Profit from fraudulent XRP giveaways: Ripple drops lawsuit against YouTube
Ripple and its CEO Brad Garlinghouse alleged that YouTube profited financially from fraudulent XRP giveaways.
Ripple has dropped its lawsuit against YouTube over the social media platform’s alleged aiding and Crypto Engine abetting in several fraudulent XRP giveaways, CEO Brad Garlinghouse announced on 9 March.
Ripple and Garlinghouse filed a lawsuit against YouTube LLC in April 2020, alleging that the platform benefited from the fraudulent activities and failed to step in and stop them as part of its management powers. Garlinghouse announced on Twitter on 9 March:
„Last year @Ripple and I sued @YouTube for failing to enforce their own policies. They allowed fake accounts (posing as verified accounts of me/Ripple) to distribute fraudulent XRP giveaways. We have now agreed to work together to prevent, detect and eliminate these scams.“
The scams involved so-called spear phishing attacks, where a user’s account is hacked and its contents deleted. The account was then set up to look like that of a cryptocurrency celebrity, such as Garlinghouse is. A fake XRP giveaway was then distributed, asking users to deposit amounts between 5,000 and 1,000,000 XRP. In exchange, they were promised that they would receive five times the original amount back.
Ripple and Garlinghouse claimed that YouTube knowingly profited from such scams
Indeed, the company continued to run ads on the fraudulent videos in question.
Garlinghouse pointed out that progress was being made.

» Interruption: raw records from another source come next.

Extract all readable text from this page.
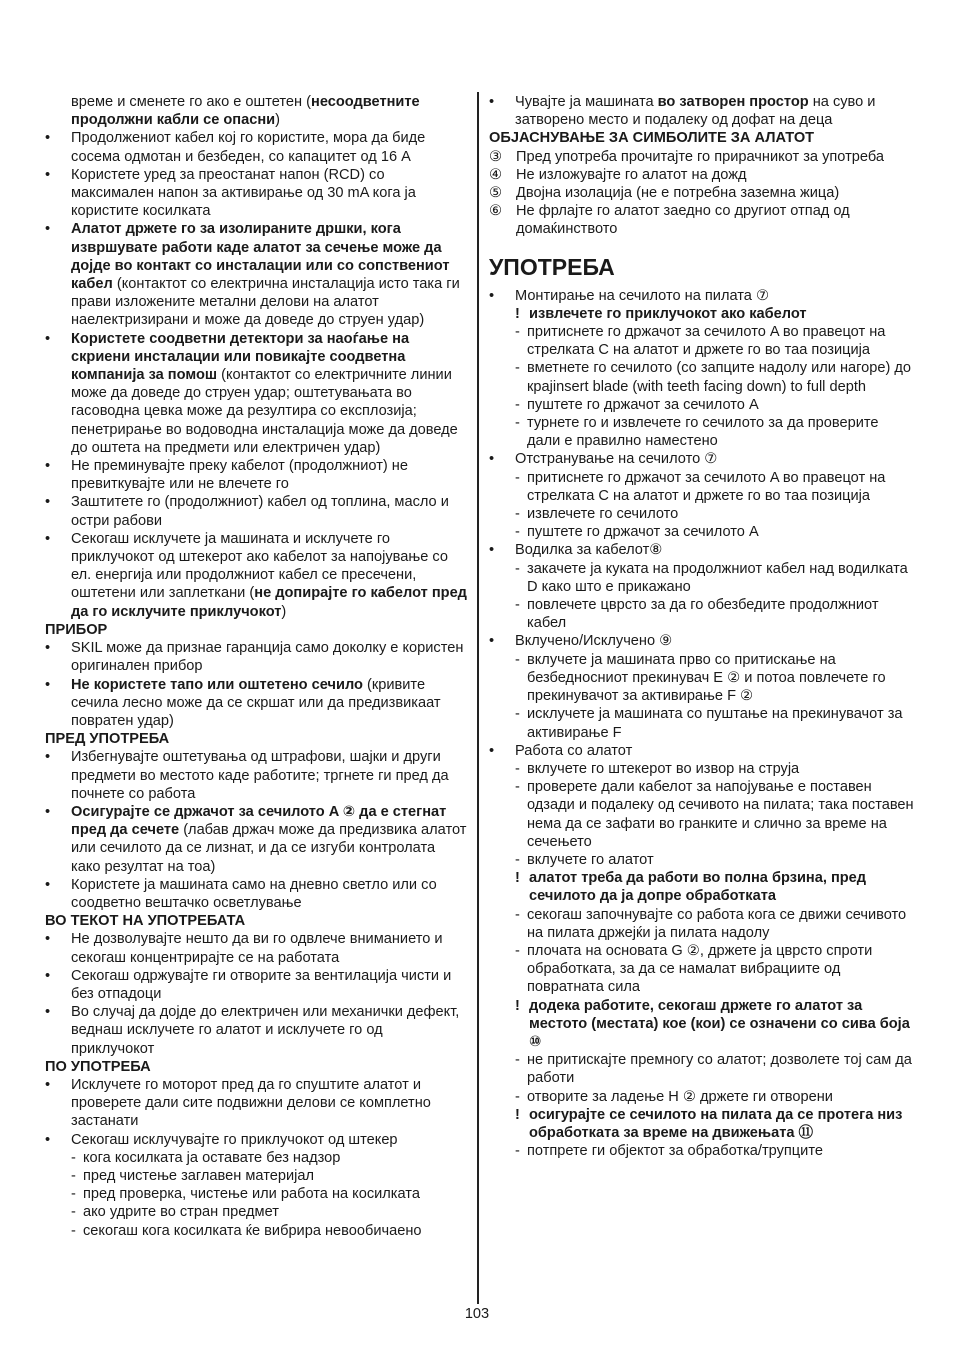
време и сменете го ако е оштетен (несоодветните продолжни кабли се опасни)
•	Продолжениот кабел кој го користите, мора да биде сосема одмотан и безбеден, со капацитет од 16 A
•	Користете уред за преостанат напон (RCD) со максимален напон за активирање од 30 mA кога ја користите косилката
•	Алатот држете го за изолираните дршки, кога извршувате работи каде алатот за сечење може да дојде во контакт со инсталации или со сопствениот кабел (контактот со електрична инсталација исто така ги прави изложените метални делови на алатот наелектризирани и може да доведе до струен удар)
•	Користете соодветни детектори за наоѓање на скриени инсталации или повикајте соодветна компанија за помош (контактот со електричните линии може да доведе до струен удар; оштетувањата во гасоводна цевка може да резултира со експлозија; пенетрирање во водоводна инсталација може да доведе до оштета на предмети или електричен удар)
•	Не преминувајте преку кабелот (продолжниот) не превиткувајте или не влечете го
•	Заштитете го (продолжниот) кабел од топлина, масло и остри рабови
•	Секогаш исклучете ја машината и исклучете го приклучокот од штекерот ако кабелот за напојување со ел. енергија или продолжниот кабел се пресечени, оштетени или заплеткани (не допирајте го кабелот пред да го исклучите приклучокот)
ПРИБОР
•	SKIL може да признае гаранција само доколку е користен оригинален прибор
•	Не користете тапо или оштетено сечило (кривите сечила лесно може да се скршат или да предизвикаат повратен удар)
ПРЕД УПОТРЕБА
•	Избегнувајте оштетувања од штрафови, шајки и други предмети во местото каде работите; тргнете ги пред да почнете со работа
•	Осигурајте се држачот за сечилото A ② да е стегнат пред да сечете (лабав држач може да предизвика алатот или сечилото да се лизнат, и да се изгуби контролата како резултат на тоа)
•	Користете ја машината само на дневно светло или со соодветно вештачко осветлување
ВО ТЕКОТ НА УПОТРЕБАТА
•	Не дозволувајте нешто да ви го одвлече вниманието и секогаш концентрирајте се на работата
•	Секогаш одржувајте ги отворите за вентилација чисти и без отпадоци
•	Во случај да дојде до електричен или механички дефект, веднаш исклучете го алатот и исклучете го од приклучокот
ПО УПОТРЕБА
•	Исклучете го моторот пред да го спуштите алатот и проверете дали сите подвижни делови се комплетно застанати
•	Секогаш исклучувајте го приклучокот од штекер
- кога косилката ја оставате без надзор
- пред чистење заглавен материјал
- пред проверка, чистење или работа на косилката
- ако удрите во стран предмет
- секогаш кога косилката ќе вибрира невообичаено
•	Чувајте ја машината во затворен простор на суво и затворено место и подалеку од дофат на деца
ОБЈАСНУВАЊЕ ЗА СИМБОЛИТЕ ЗА АЛАТОТ
③ Пред употреба прочитајте го прирачникот за употреба
④ Не изложувајте го алатот на дожд
⑤ Двојна изолација (не е потребна заземна жица)
⑥ Не фрлајте го алатот заедно со другиот отпад од домаќинството
УПОТРЕБА
•	Монтирање на сечилото на пилата ⑦
! извлечете го приклучокот ако кабелот
- притиснете го држачот за сечилото A во правецот на стрелката C на алатот и држете го во таа позиција
- вметнете го сечилото (со запците надолу или нагоре) до крајinsert blade (with teeth facing down) to full depth
- пуштете го држачот за сечилото A
- турнете го и извлечете го сечилото за да проверите дали е правилно наместено
•	Отстранување на сечилото ⑦
- притиснете го држачот за сечилото A во правецот на стрелката C на алатот и држете го во таа позиција
- извлечете го сечилото
- пуштете го држачот за сечилото A
•	Водилка за кабелот⑧
- закачете ја куката на продолжниот кабел над водилката D како што е прикажано
- повлечете цврсто за да го обезбедите продолжниот кабел
•	Вклучено/Исклучено ⑨
- вклучете ја машината прво со притискање на безбедносниот прекинувач E ② и потоа повлечете го прекинувачот за активирање F ②
- исклучете ја машината со пуштање на прекинувачот за активирање F
•	Работа со алатот
- вклучете го штекерот во извор на струја
- проверете дали кабелот за напојување е поставен одзади и подалеку од сечивото на пилата; така поставен нема да се зафати во гранките и слично за време на сечењето
- вклучете го алатот
! алатот треба да работи во полна брзина, пред сечилото да ја допре обработката
- секогаш започнувајте со работа кога се движи сечивото на пилата држејќи ја пилата надолу
- плочата на основата G ②, држете ја цврсто спроти обработката, за да се намалат вибрациите од повратната сила
! додека работите, секогаш држете го алатот за местото (местата) кое (кои) се означени со сива боја ⑩
- не притискајте премногу со алатот; дозволете тој сам да работи
- отворите за ладење H ② држете ги отворени
! осигурајте се сечилото на пилата да се протега низ обработката за време на движењата ⑪
- потпрете ги објектот за обработка/трупците
103
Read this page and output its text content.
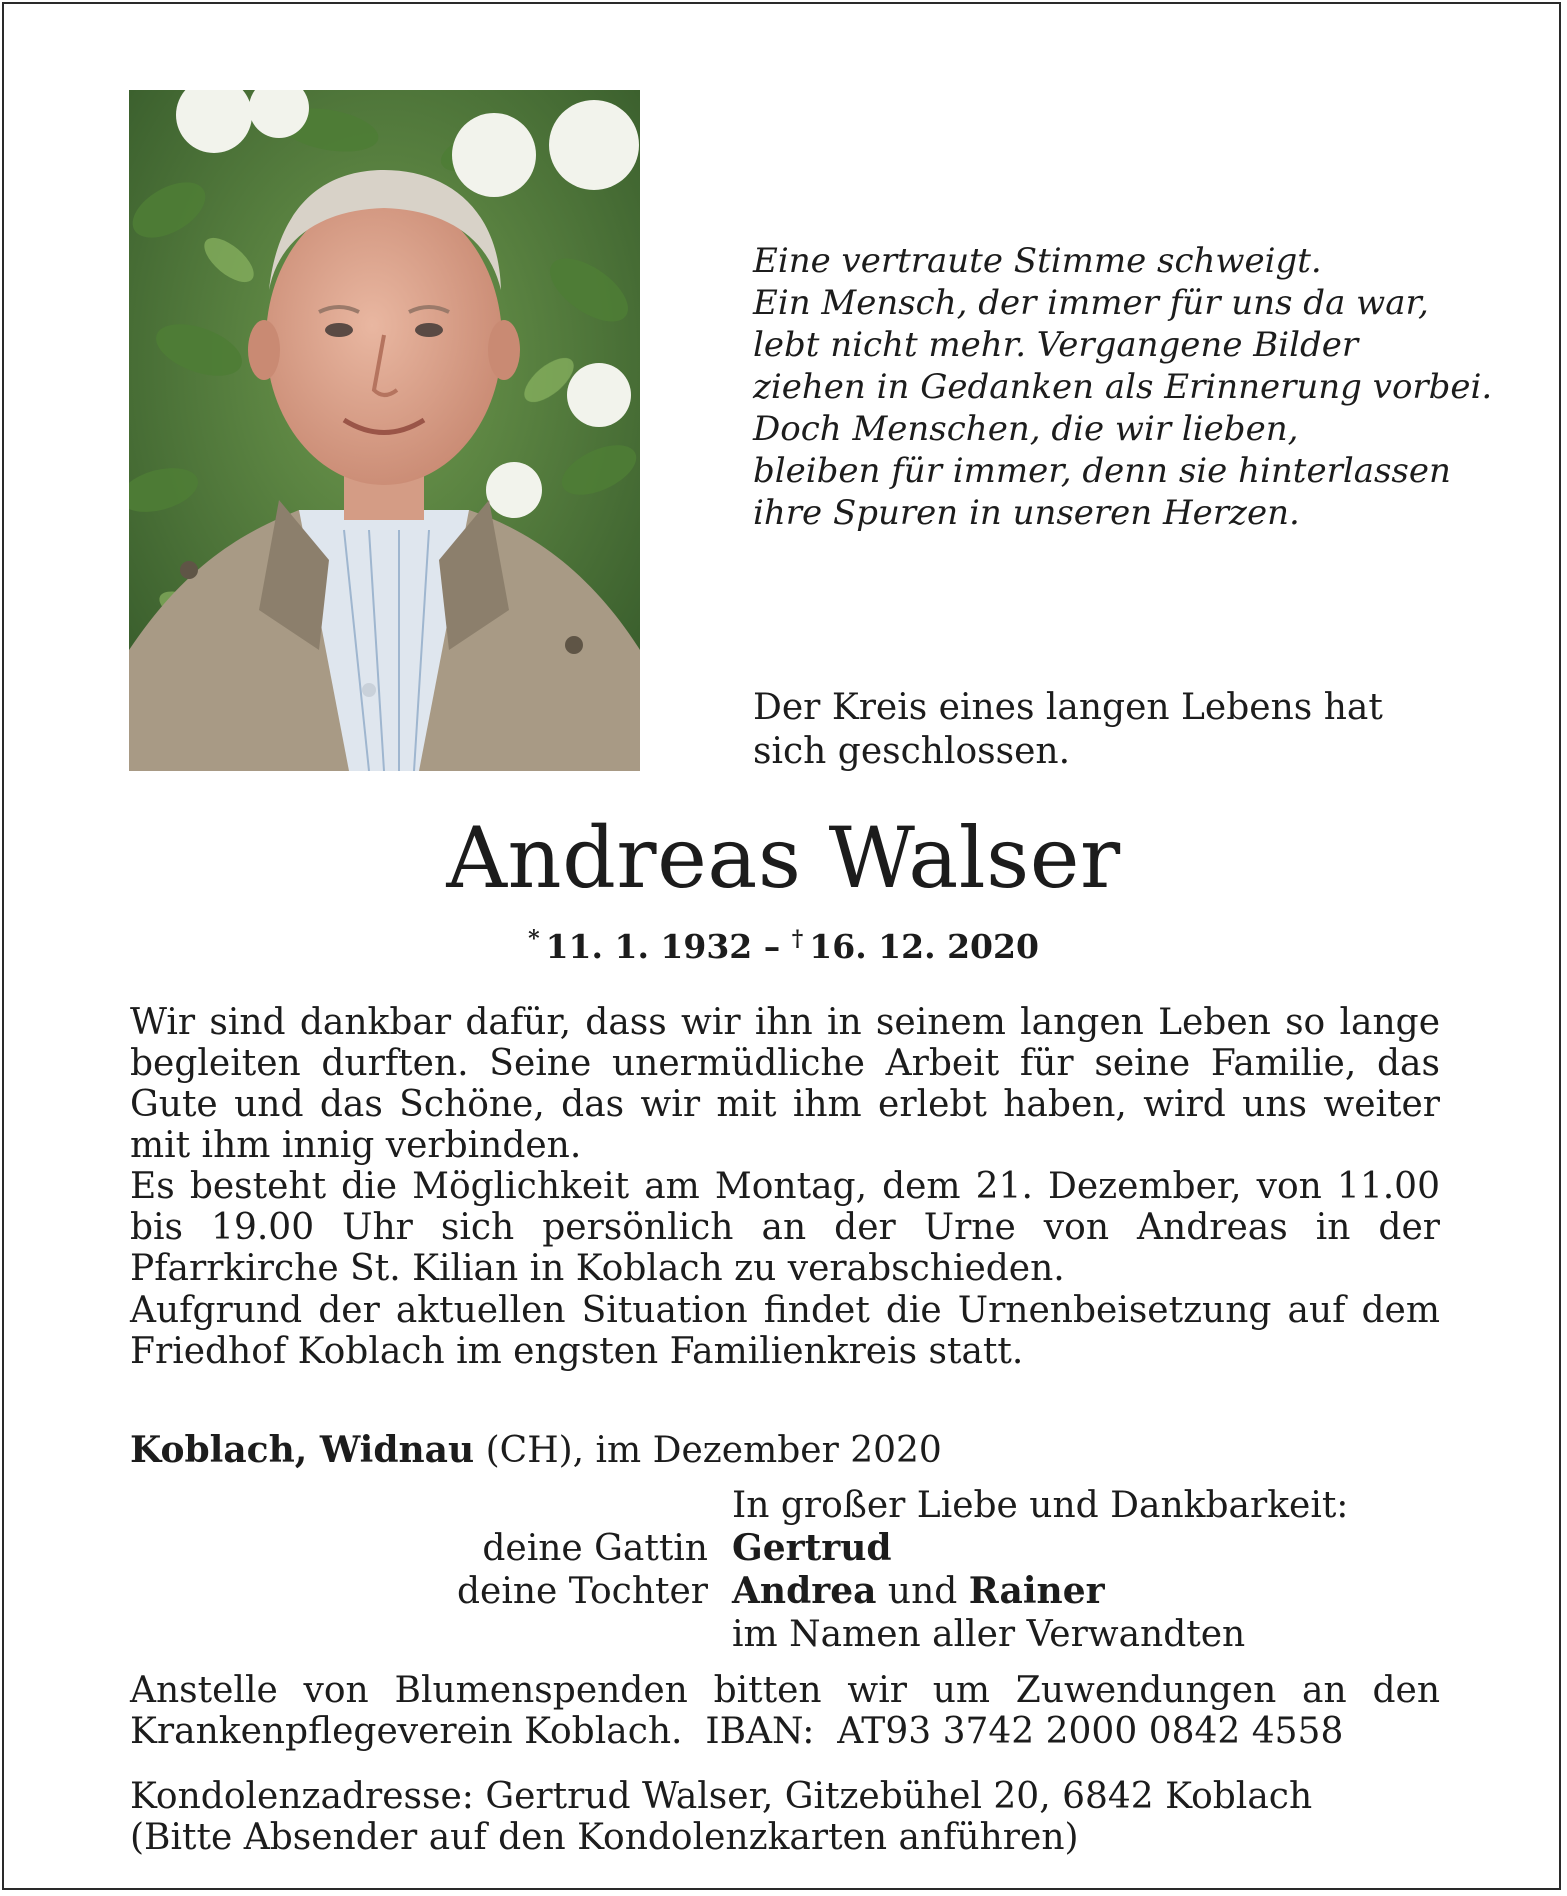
Eine vertraute Stimme schweigt.
Ein Mensch, der immer für uns da war,
lebt nicht mehr. Vergangene Bilder
ziehen in Gedanken als Erinnerung vorbei.
Doch Menschen, die wir lieben,
bleiben für immer, denn sie hinterlassen
ihre Spuren in unseren Herzen.

Der Kreis eines langen Lebens hat sich geschlossen.

Andreas Walser
* 11. 1. 1932 – † 16. 12. 2020

Wir sind dankbar dafür, dass wir ihn in seinem langen Leben so lange begleiten durften. Seine unermüdliche Arbeit für seine Familie, das Gute und das Schöne, das wir mit ihm erlebt haben, wird uns weiter mit ihm innig verbinden.

Es besteht die Möglichkeit am Montag, dem 21. Dezember, von 11.00 bis 19.00 Uhr sich persönlich an der Urne von Andreas in der Pfarrkirche St. Kilian in Koblach zu verabschieden.

Aufgrund der aktuellen Situation findet die Urnenbeisetzung auf dem Friedhof Koblach im engsten Familienkreis statt.

Koblach, Widnau (CH), im Dezember 2020
In großer Liebe und Dankbarkeit:
deine Gattin Gertrud
deine Tochter Andrea und Rainer
im Namen aller Verwandten

Anstelle von Blumenspenden bitten wir um Zuwendungen an den Krankenpflegeverein Koblach.  IBAN:  AT93 3742 2000 0842 4558

Kondolenzadresse: Gertrud Walser, Gitzebühel 20, 6842 Koblach
(Bitte Absender auf den Kondolenzkarten anführen)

But social media sites still have a responsibility to keep their own platforms clean, he said. Garlinghouse wrote in response:
„Social platforms are beginning to recognise the role they play in crypto fraud. They are also seeing the need to become part of the solution. Some people, such as @xrpforensics, are helping to track down/trace stolen money, but the platforms need to get involved, otherwise it’s still just blind bashing.“
No details are being made public about the nature of the settlement between Ripple and YouTube, Garlinghouse said. He noted that accountability is needed, especially now that governments are looking more closely at the cryptocurrency space.
Ripple remains under investigation by the US Securities and Exchange Commission (SEC) for an alleged violation of securities laws. The SEC alleges that Ripple failed to properly register the XRP before the platform sold US$1.38 billion worth of tokens to investors.